Compute the lower and upper ends of the t-intervals.

tint <- matrix(NA, nrow = dim(data)[2], ncol = 2)
for (i in 1:dim(data)[2]) {
    temp <- t.test(data[, i], conf.level = 0.9)
    tint[i, ] <- temp$conf.int
}
colnames(tint) <- c("lcl", "ucl")

Store the results in the matrix that was created.

xx[, 1] <- xbar
xx[, 2] <- stdev
xx[, 3] <- tint[, 1]
xx[, 4] <- tint[, 2]

How many intervals include the true mean?

xx[, 5] <- (xx[, 3] < mean) & (xx[, 4] > mean)
sum(xx[, 5])
## [1] 850

What do you find? Is this what you expected? How does this compare to a coverage of confidence intervals for a normal distribution such as heights in the section Confidence Intervals I if it would have been done 1000 times?

The number of intervals that contain the true mean is below 900, which is the expected number of intervals to contain the true mean since we have 1000 intervals at a 90% confidence level.
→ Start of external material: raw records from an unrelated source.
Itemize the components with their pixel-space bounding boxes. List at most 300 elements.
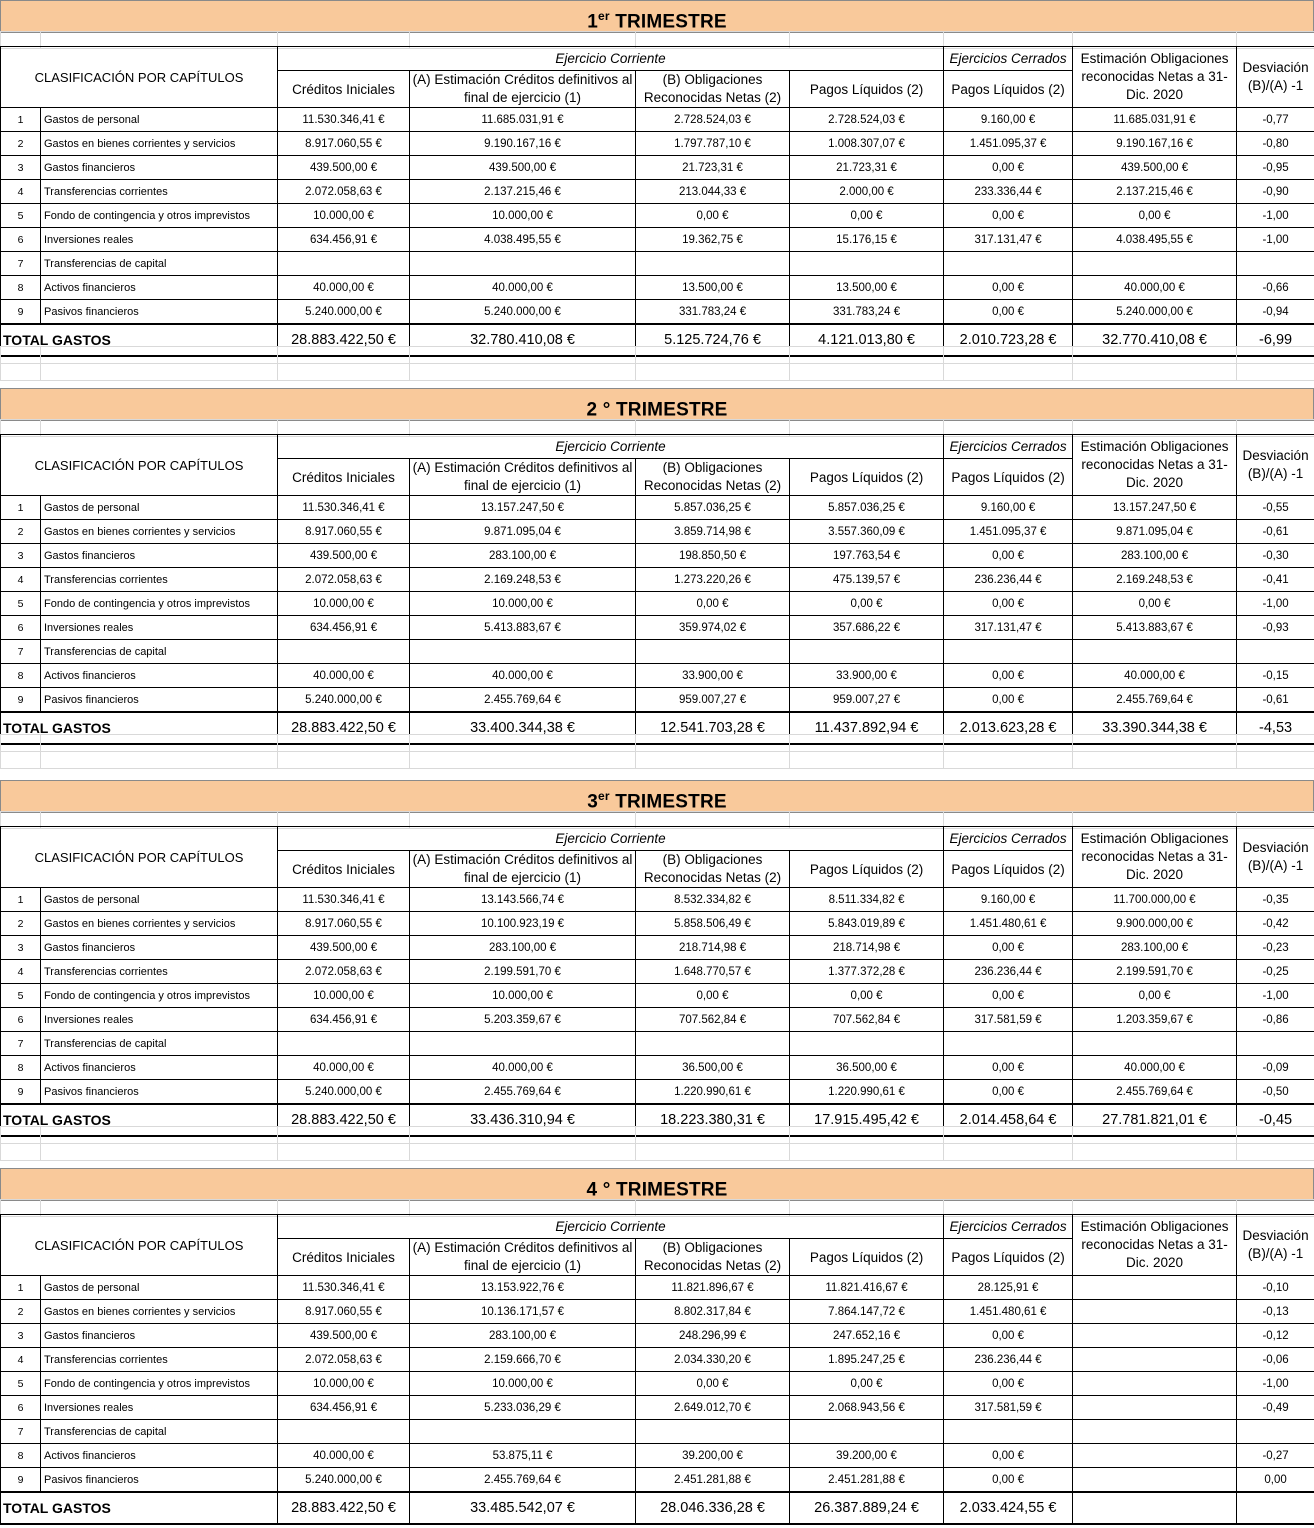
- table-cell: 11.821.416,67 €: [790, 1276, 944, 1300]
- chapter-number: 9: [1, 300, 41, 325]
- quarter-title-text: TRIMESTRE: [615, 791, 727, 812]
- total-label: TOTAL GASTOS: [1, 1492, 278, 1524]
- table-cell: 21.723,31 €: [636, 156, 790, 180]
- table-cell: 1.648.770,57 €: [636, 960, 790, 984]
- chapter-label: Gastos de personal: [41, 1276, 278, 1300]
- gap-row: [0, 1126, 1314, 1161]
- table-cell: 236.236,44 €: [944, 960, 1073, 984]
- table-cell: 0,00 €: [790, 984, 944, 1008]
- table-cell: 2.455.769,64 €: [410, 688, 636, 713]
- chapter-label: Transferencias corrientes: [41, 960, 278, 984]
- table-cell: 10.100.923,19 €: [410, 912, 636, 936]
- chapter-number: 5: [1, 204, 41, 228]
- table-cell: -0,09: [1237, 1056, 1314, 1080]
- chapter-number: 3: [1, 936, 41, 960]
- table-cell: 0,00 €: [636, 984, 790, 1008]
- table-cell: 1.273.220,26 €: [636, 568, 790, 592]
- table-cell: 439.500,00 €: [278, 156, 410, 180]
- total-cell: 33.436.310,94 €: [410, 1104, 636, 1136]
- quarter-section: [0, 1168, 1314, 1528]
- table-cell: -0,15: [1237, 664, 1314, 688]
- chapter-number: 4: [1, 960, 41, 984]
- total-cell: 2.010.723,28 €: [944, 324, 1073, 356]
- header-ejercicio-corriente: Ejercicio Corriente: [278, 827, 944, 851]
- table-cell: -1,00: [1237, 592, 1314, 616]
- table-cell: 2.199.591,70 €: [410, 960, 636, 984]
- table-cell: 11.685.031,91 €: [410, 108, 636, 132]
- table-row: [1, 568, 1314, 592]
- table-row: [1, 1324, 1314, 1348]
- table-cell: 11.530.346,41 €: [278, 108, 410, 132]
- table-cell: 2.199.591,70 €: [1073, 960, 1237, 984]
- table-cell: [636, 1032, 790, 1056]
- table-cell: 5.857.036,25 €: [790, 496, 944, 520]
- table-row: [1, 1032, 1314, 1056]
- table-cell: 634.456,91 €: [278, 616, 410, 640]
- table-row: [1, 276, 1314, 300]
- table-cell: 10.000,00 €: [410, 592, 636, 616]
- chapter-number: 1: [1, 888, 41, 912]
- table-cell: 2.451.281,88 €: [790, 1468, 944, 1493]
- total-cell: 28.883.422,50 €: [278, 1492, 410, 1524]
- table-cell: 53.875,11 €: [410, 1444, 636, 1468]
- chapter-number: 9: [1, 1468, 41, 1493]
- table-row: [1, 520, 1314, 544]
- table-cell: 283.100,00 €: [410, 544, 636, 568]
- header-clasificacion: CLASIFICACIÓN POR CAPÍTULOS: [1, 827, 278, 888]
- chapter-label: Transferencias corrientes: [41, 568, 278, 592]
- table-cell: -0,30: [1237, 544, 1314, 568]
- table-cell: -0,61: [1237, 688, 1314, 713]
- table-cell: 0,00 €: [944, 984, 1073, 1008]
- table-cell: 0,00 €: [1073, 984, 1237, 1008]
- table-cell: 7.864.147,72 €: [790, 1300, 944, 1324]
- table-cell: 959.007,27 €: [636, 688, 790, 713]
- table-row: [1, 156, 1314, 180]
- table-row: [1, 688, 1314, 713]
- chapter-number: 1: [1, 496, 41, 520]
- header-pagos-liquidos: Pagos Líquidos (2): [790, 71, 944, 108]
- table-cell: -1,00: [1237, 1372, 1314, 1396]
- table-cell: 1.377.372,28 €: [790, 960, 944, 984]
- quarter-title-number: 4: [586, 1179, 597, 1200]
- total-label: TOTAL GASTOS: [1, 324, 278, 356]
- table-cell: 3.859.714,98 €: [636, 520, 790, 544]
- table-cell: 283.100,00 €: [410, 1324, 636, 1348]
- quarter-title: [0, 0, 1314, 33]
- table-cell: 40.000,00 €: [1073, 664, 1237, 688]
- table-cell: 0,00 €: [1073, 204, 1237, 228]
- table-row: [1, 616, 1314, 640]
- table-cell: [944, 252, 1073, 276]
- table-cell: 0,00 €: [944, 592, 1073, 616]
- table-cell: [278, 1032, 410, 1056]
- table-cell: 40.000,00 €: [278, 1444, 410, 1468]
- chapter-label: Gastos de personal: [41, 888, 278, 912]
- table-cell: 359.974,02 €: [636, 616, 790, 640]
- table-row: [1, 1056, 1314, 1080]
- table-cell: -0,10: [1237, 1276, 1314, 1300]
- table-row: [1, 108, 1314, 132]
- quarter-title-superscript: er: [598, 9, 610, 23]
- table-cell: 8.917.060,55 €: [278, 912, 410, 936]
- header-estimacion-creditos: (A) Estimación Créditos definitivos al final de ejercicio (1): [410, 71, 636, 108]
- table-cell: 10.000,00 €: [410, 984, 636, 1008]
- header-ejercicio-corriente: Ejercicio Corriente: [278, 1215, 944, 1239]
- table-cell: [410, 252, 636, 276]
- table-cell: 4.038.495,55 €: [410, 228, 636, 252]
- table-row: [1, 1372, 1314, 1396]
- table-cell: 0,00 €: [636, 592, 790, 616]
- table-cell: 707.562,84 €: [790, 1008, 944, 1032]
- table-cell: [1237, 640, 1314, 664]
- table-cell: 9.190.167,16 €: [1073, 132, 1237, 156]
- table-cell: 33.900,00 €: [636, 664, 790, 688]
- header-pagos-liquidos: Pagos Líquidos (2): [790, 1239, 944, 1276]
- table-cell: 11.530.346,41 €: [278, 1276, 410, 1300]
- table-cell: 283.100,00 €: [410, 936, 636, 960]
- header-desviacion: Desviación (B)/(A) -1: [1237, 827, 1314, 888]
- table-cell: 5.240.000,00 €: [278, 688, 410, 713]
- table-cell: [410, 1032, 636, 1056]
- table-cell: -0,93: [1237, 616, 1314, 640]
- header-estimacion-obligaciones: Estimación Obligaciones reconocidas Netas a 31-Dic. 2020: [1073, 1215, 1237, 1276]
- table-cell: [1073, 1276, 1237, 1300]
- table-cell: 10.000,00 €: [278, 592, 410, 616]
- table-cell: 357.686,22 €: [790, 616, 944, 640]
- table-cell: 634.456,91 €: [278, 1396, 410, 1420]
- table-cell: 236.236,44 €: [944, 568, 1073, 592]
- quarter-title-number: 1: [587, 11, 598, 32]
- table-row: [1, 1468, 1314, 1493]
- table-cell: 5.203.359,67 €: [410, 1008, 636, 1032]
- total-cell: 18.223.380,31 €: [636, 1104, 790, 1136]
- header-creditos-iniciales: Créditos Iniciales: [278, 851, 410, 888]
- table-cell: 39.200,00 €: [790, 1444, 944, 1468]
- table-cell: 5.413.883,67 €: [410, 616, 636, 640]
- table-cell: 9.871.095,04 €: [410, 520, 636, 544]
- header-obligaciones: (B) Obligaciones Reconocidas Netas (2): [636, 851, 790, 888]
- total-cell: 5.125.724,76 €: [636, 324, 790, 356]
- quarter-section: [0, 0, 1314, 360]
- chapter-label: Transferencias de capital: [41, 1420, 278, 1444]
- table-cell: 0,00 €: [1073, 592, 1237, 616]
- table-cell: [278, 252, 410, 276]
- gap-row: [0, 734, 1314, 769]
- total-cell: 28.883.422,50 €: [278, 1104, 410, 1136]
- table-cell: -0,06: [1237, 1348, 1314, 1372]
- header-clasificacion: CLASIFICACIÓN POR CAPÍTULOS: [1, 435, 278, 496]
- table-cell: -0,86: [1237, 1008, 1314, 1032]
- chapter-number: 7: [1, 1032, 41, 1056]
- chapter-number: 6: [1, 616, 41, 640]
- table-cell: 40.000,00 €: [410, 1056, 636, 1080]
- table-row: [1, 300, 1314, 325]
- chapter-label: Pasivos financieros: [41, 688, 278, 713]
- table-cell: [790, 252, 944, 276]
- table-cell: 8.532.334,82 €: [636, 888, 790, 912]
- table-cell: -0,55: [1237, 496, 1314, 520]
- header-ejercicios-cerrados: Ejercicios Cerrados: [944, 435, 1073, 459]
- table-cell: 0,00 €: [944, 204, 1073, 228]
- header-clasificacion: CLASIFICACIÓN POR CAPÍTULOS: [1, 47, 278, 108]
- header-desviacion: Desviación (B)/(A) -1: [1237, 47, 1314, 108]
- table-cell: 2.072.058,63 €: [278, 568, 410, 592]
- table-cell: 10.136.171,57 €: [410, 1300, 636, 1324]
- quarter-section: [0, 780, 1314, 1140]
- table-cell: -0,35: [1237, 888, 1314, 912]
- table-cell: [1237, 1032, 1314, 1056]
- table-cell: -1,00: [1237, 228, 1314, 252]
- table-cell: 5.857.036,25 €: [636, 496, 790, 520]
- header-pagos-liquidos-cerrados: Pagos Líquidos (2): [944, 459, 1073, 496]
- table-cell: 0,00 €: [944, 1444, 1073, 1468]
- chapter-label: Transferencias corrientes: [41, 180, 278, 204]
- chapter-number: 9: [1, 1080, 41, 1105]
- table-cell: [1073, 1420, 1237, 1444]
- table-row: [1, 936, 1314, 960]
- table-cell: 36.500,00 €: [636, 1056, 790, 1080]
- table-cell: 233.336,44 €: [944, 180, 1073, 204]
- table-cell: 317.131,47 €: [944, 228, 1073, 252]
- chapter-label: Transferencias de capital: [41, 1032, 278, 1056]
- table-cell: 10.000,00 €: [278, 204, 410, 228]
- table-row: [1, 252, 1314, 276]
- chapter-number: 7: [1, 640, 41, 664]
- table-row: [1, 496, 1314, 520]
- table-cell: [1073, 1300, 1237, 1324]
- table-cell: 10.000,00 €: [410, 1372, 636, 1396]
- table-cell: 1.451.095,37 €: [944, 132, 1073, 156]
- table-row: [1, 1276, 1314, 1300]
- table-cell: 0,00 €: [944, 936, 1073, 960]
- table-row: [1, 1008, 1314, 1032]
- table-cell: [1073, 1444, 1237, 1468]
- table-cell: -0,77: [1237, 108, 1314, 132]
- chapter-number: 3: [1, 1324, 41, 1348]
- quarter-title-superscript: er: [598, 789, 610, 803]
- table-cell: 218.714,98 €: [790, 936, 944, 960]
- table-cell: [1073, 1396, 1237, 1420]
- table-cell: 8.917.060,55 €: [278, 1300, 410, 1324]
- total-label: TOTAL GASTOS: [1, 712, 278, 744]
- table-cell: 213.044,33 €: [636, 180, 790, 204]
- chapter-label: Gastos de personal: [41, 108, 278, 132]
- chapter-number: 6: [1, 1008, 41, 1032]
- chapter-label: Inversiones reales: [41, 228, 278, 252]
- table-cell: 439.500,00 €: [278, 1324, 410, 1348]
- quarter-title-number: 3: [587, 791, 598, 812]
- total-cell: -0,45: [1237, 1104, 1314, 1136]
- table-cell: 2.137.215,46 €: [410, 180, 636, 204]
- table-cell: [944, 1420, 1073, 1444]
- table-cell: [944, 1032, 1073, 1056]
- table-cell: 0,00 €: [944, 276, 1073, 300]
- table-cell: 1.451.480,61 €: [944, 912, 1073, 936]
- header-pagos-liquidos: Pagos Líquidos (2): [790, 851, 944, 888]
- chapter-number: 8: [1, 276, 41, 300]
- table-cell: 2.455.769,64 €: [1073, 1080, 1237, 1105]
- table-cell: 5.233.036,29 €: [410, 1396, 636, 1420]
- table-row: [1, 1348, 1314, 1372]
- gap-row: [0, 346, 1314, 381]
- table-cell: [790, 1032, 944, 1056]
- table-cell: [1073, 640, 1237, 664]
- total-cell: 28.883.422,50 €: [278, 712, 410, 744]
- quarter-table: [0, 826, 1314, 1137]
- table-cell: 2.728.524,03 €: [790, 108, 944, 132]
- table-row: [1, 664, 1314, 688]
- table-cell: 2.455.769,64 €: [410, 1080, 636, 1105]
- total-cell: 28.046.336,28 €: [636, 1492, 790, 1524]
- chapter-number: 1: [1, 1276, 41, 1300]
- table-cell: 197.763,54 €: [790, 544, 944, 568]
- table-cell: 15.176,15 €: [790, 228, 944, 252]
- table-cell: 198.850,50 €: [636, 544, 790, 568]
- chapter-label: Fondo de contingencia y otros imprevistos: [41, 1372, 278, 1396]
- table-cell: 33.900,00 €: [790, 664, 944, 688]
- chapter-number: 5: [1, 1372, 41, 1396]
- total-cell: 28.883.422,50 €: [278, 324, 410, 356]
- table-cell: 39.200,00 €: [636, 1444, 790, 1468]
- quarter-table: [0, 46, 1314, 357]
- table-cell: -0,13: [1237, 1300, 1314, 1324]
- table-cell: 2.000,00 €: [790, 180, 944, 204]
- table-cell: [636, 640, 790, 664]
- table-cell: 5.240.000,00 €: [278, 1468, 410, 1493]
- chapter-label: Transferencias corrientes: [41, 1348, 278, 1372]
- chapter-label: Pasivos financieros: [41, 1080, 278, 1105]
- table-cell: 0,00 €: [790, 592, 944, 616]
- table-cell: 9.871.095,04 €: [1073, 520, 1237, 544]
- total-cell: 12.541.703,28 €: [636, 712, 790, 744]
- table-cell: 2.034.330,20 €: [636, 1348, 790, 1372]
- chapter-label: Activos financieros: [41, 1056, 278, 1080]
- table-cell: -0,90: [1237, 180, 1314, 204]
- table-cell: 0,00 €: [636, 1372, 790, 1396]
- chapter-number: 2: [1, 132, 41, 156]
- table-cell: -0,95: [1237, 156, 1314, 180]
- table-cell: 13.157.247,50 €: [410, 496, 636, 520]
- table-cell: -0,23: [1237, 936, 1314, 960]
- total-cell: 2.033.424,55 €: [944, 1492, 1073, 1524]
- table-cell: 1.220.990,61 €: [636, 1080, 790, 1105]
- table-cell: 9.160,00 €: [944, 108, 1073, 132]
- table-cell: 0,00 €: [636, 204, 790, 228]
- table-cell: 5.413.883,67 €: [1073, 616, 1237, 640]
- table-row: [1, 960, 1314, 984]
- header-obligaciones: (B) Obligaciones Reconocidas Netas (2): [636, 71, 790, 108]
- table-row: [1, 1080, 1314, 1105]
- table-cell: [790, 1420, 944, 1444]
- total-cell: 33.400.344,38 €: [410, 712, 636, 744]
- table-cell: 11.821.896,67 €: [636, 1276, 790, 1300]
- header-estimacion-creditos: (A) Estimación Créditos definitivos al final de ejercicio (1): [410, 851, 636, 888]
- total-cell: [1073, 1492, 1237, 1524]
- chapter-label: Gastos en bienes corrientes y servicios: [41, 1300, 278, 1324]
- table-cell: -0,27: [1237, 1444, 1314, 1468]
- chapter-number: 9: [1, 688, 41, 713]
- chapter-number: 5: [1, 592, 41, 616]
- header-pagos-liquidos: Pagos Líquidos (2): [790, 459, 944, 496]
- table-cell: [1073, 1348, 1237, 1372]
- table-cell: 5.240.000,00 €: [410, 300, 636, 325]
- quarter-title: [0, 780, 1314, 813]
- table-cell: 0,00 €: [790, 1372, 944, 1396]
- table-cell: 0,00: [1237, 1468, 1314, 1493]
- chapter-number: 5: [1, 984, 41, 1008]
- table-cell: [410, 1420, 636, 1444]
- header-estimacion-creditos: (A) Estimación Créditos definitivos al final de ejercicio (1): [410, 1239, 636, 1276]
- table-cell: 439.500,00 €: [278, 544, 410, 568]
- chapter-number: 7: [1, 1420, 41, 1444]
- table-cell: 1.895.247,25 €: [790, 1348, 944, 1372]
- chapter-label: Pasivos financieros: [41, 300, 278, 325]
- table-cell: 1.451.480,61 €: [944, 1300, 1073, 1324]
- table-cell: 634.456,91 €: [278, 1008, 410, 1032]
- table-cell: 5.240.000,00 €: [278, 1080, 410, 1105]
- table-cell: 707.562,84 €: [636, 1008, 790, 1032]
- table-cell: 40.000,00 €: [1073, 276, 1237, 300]
- table-cell: 0,00 €: [944, 688, 1073, 713]
- table-cell: 40.000,00 €: [278, 276, 410, 300]
- table-row: [1, 1444, 1314, 1468]
- table-cell: 331.783,24 €: [636, 300, 790, 325]
- table-cell: -0,12: [1237, 1324, 1314, 1348]
- quarter-title: [0, 388, 1314, 421]
- chapter-label: Gastos de personal: [41, 496, 278, 520]
- table-cell: 8.511.334,82 €: [790, 888, 944, 912]
- table-cell: 2.455.769,64 €: [1073, 688, 1237, 713]
- table-row: [1, 180, 1314, 204]
- table-cell: 1.451.095,37 €: [944, 520, 1073, 544]
- chapter-number: 2: [1, 1300, 41, 1324]
- table-cell: 1.797.787,10 €: [636, 132, 790, 156]
- chapter-label: Activos financieros: [41, 276, 278, 300]
- table-row: [1, 1300, 1314, 1324]
- table-cell: 8.802.317,84 €: [636, 1300, 790, 1324]
- table-cell: 439.500,00 €: [278, 936, 410, 960]
- table-cell: 0,00 €: [944, 1324, 1073, 1348]
- table-cell: -0,61: [1237, 520, 1314, 544]
- table-cell: 10.000,00 €: [278, 1372, 410, 1396]
- table-cell: 317.131,47 €: [944, 616, 1073, 640]
- table-row: [1, 984, 1314, 1008]
- table-cell: 8.917.060,55 €: [278, 132, 410, 156]
- table-row: [1, 228, 1314, 252]
- table-cell: [1073, 1468, 1237, 1493]
- table-cell: 0,00 €: [944, 1056, 1073, 1080]
- chapter-number: 4: [1, 1348, 41, 1372]
- table-cell: 439.500,00 €: [410, 156, 636, 180]
- table-cell: [636, 1420, 790, 1444]
- header-pagos-liquidos-cerrados: Pagos Líquidos (2): [944, 1239, 1073, 1276]
- table-row: [1, 888, 1314, 912]
- chapter-label: Activos financieros: [41, 664, 278, 688]
- table-cell: 2.159.666,70 €: [410, 1348, 636, 1372]
- table-cell: 236.236,44 €: [944, 1348, 1073, 1372]
- header-desviacion: Desviación (B)/(A) -1: [1237, 435, 1314, 496]
- total-cell: 11.437.892,94 €: [790, 712, 944, 744]
- table-cell: [944, 640, 1073, 664]
- table-cell: 2.072.058,63 €: [278, 1348, 410, 1372]
- header-pagos-liquidos-cerrados: Pagos Líquidos (2): [944, 851, 1073, 888]
- total-cell: 4.121.013,80 €: [790, 324, 944, 356]
- chapter-label: Gastos financieros: [41, 156, 278, 180]
- header-creditos-iniciales: Créditos Iniciales: [278, 71, 410, 108]
- chapter-number: 4: [1, 568, 41, 592]
- table-cell: 0,00 €: [790, 204, 944, 228]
However, I would expect much closer to 900 of the confidence intervals for a normal distrubution at a 90% confidence level to contain the true mean if done 1000 times (like in the section Confidence Intervals I) because the data is normally distributed.

To verify this claim, I will repeat the simulation from Confidence Intervals I, but using 1000 simulations instead of 100.

heights <- replicate(1000, rnorm(9, mean = 69, sd = 3))
tint <- matrix(NA, nrow = dim(heights)[2], ncol = 2)
for (i in 1:dim(heights)[2]) {
    temp <- t.test(heights[, i], conf.level = 0.9)
    tint[i, ] <- temp$conf.int
}
colnames(tint) <- c("lcl", "ucl")
width <- apply(tint, 1, diff)
tint <- cbind(tint, width)
tint <- data.frame(tint)
indx <- (tint$lcl <= 69) & (tint$ucl >= 69)
sum(indx)
## [1] 895

Based on this simulation, the number of intervals containing the true mean is closer to 900 than when the data is generated from an exponential distribution.